Thüringische Landeszeitung (Gotha)
Sinkende Antikörperzahl dämpft Hoffnung auf Impfstoff
Wie lange nach einer Coronavirus-Infektion ist man immun? Neue Untersuchungen stimmen nicht gerade optimistisch
In der Corona-Pandemie hoffen viele Menschen auf Immunität – nach überstandener Infektion oder durch eine bald verfügbare Impfung. Beides könnte das Immunsystem gegen den Erreger wappnen und Menschen vor der Krankheit Covid-19 schützen. Neue Untersuchungen von genesenen Covid19-Patientinnen und -Patienten dämpfen allerdings die Hoffnung auf lang anhaltende Immunität und die Wirksamkeit einer möglichen Impfung nun beträchtlich.

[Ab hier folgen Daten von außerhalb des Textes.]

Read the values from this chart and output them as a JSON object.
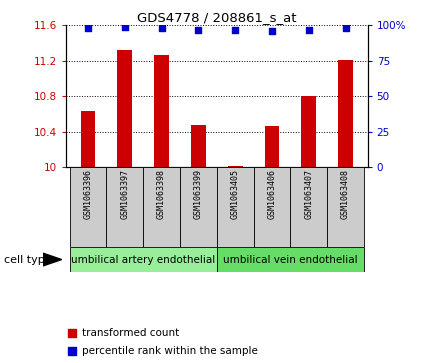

Bluttests der ersten Corona-Patienten in Deutschland, die Ende Januar in der München Klinik Schwabing behandelt wurden, zeigten ein deutliches Absinken der Anzahl von sogenannten neutralisierenden Antikörpern im Blut, wie Clemens Wendtner, Chefarzt der dortigen Klinik für Infektiologie, berichtete.
„Bei vier der neun Patienten sehen wir sinkende neutralisierende Antikörper in einem sehr speziellen Test, der nur in einem Hochsicherheitslabor erfolgen kann“, sagte Wendtner. „Inwieweit dies Auswirkungen auf die Langzeitimmunität und die Impfstrategien hat, ist derzeit noch spekulativ, muss aber im weiteren Verlauf kritisch beobachtet werden.“Es deute aber darauf hin, dass auch nach durchgemachter Krankheit eine Neuansteckung möglich sei.
Für die Langzeitimmunität sei neben der sogenannten B-Zell-assoziierten, über Antikörper gemessenen Immunität auch die sogenannte T-Zell-Immunität relevant. Wenn Patienten neutralisierende Antikörper verlören, könne letztere eventuell einen Schutz geben. T-Lymphozyten können virusinfizierte Zellen gezielt abtöten, wenn sie zuvor ihren Gegner einmal kennengelernt haben.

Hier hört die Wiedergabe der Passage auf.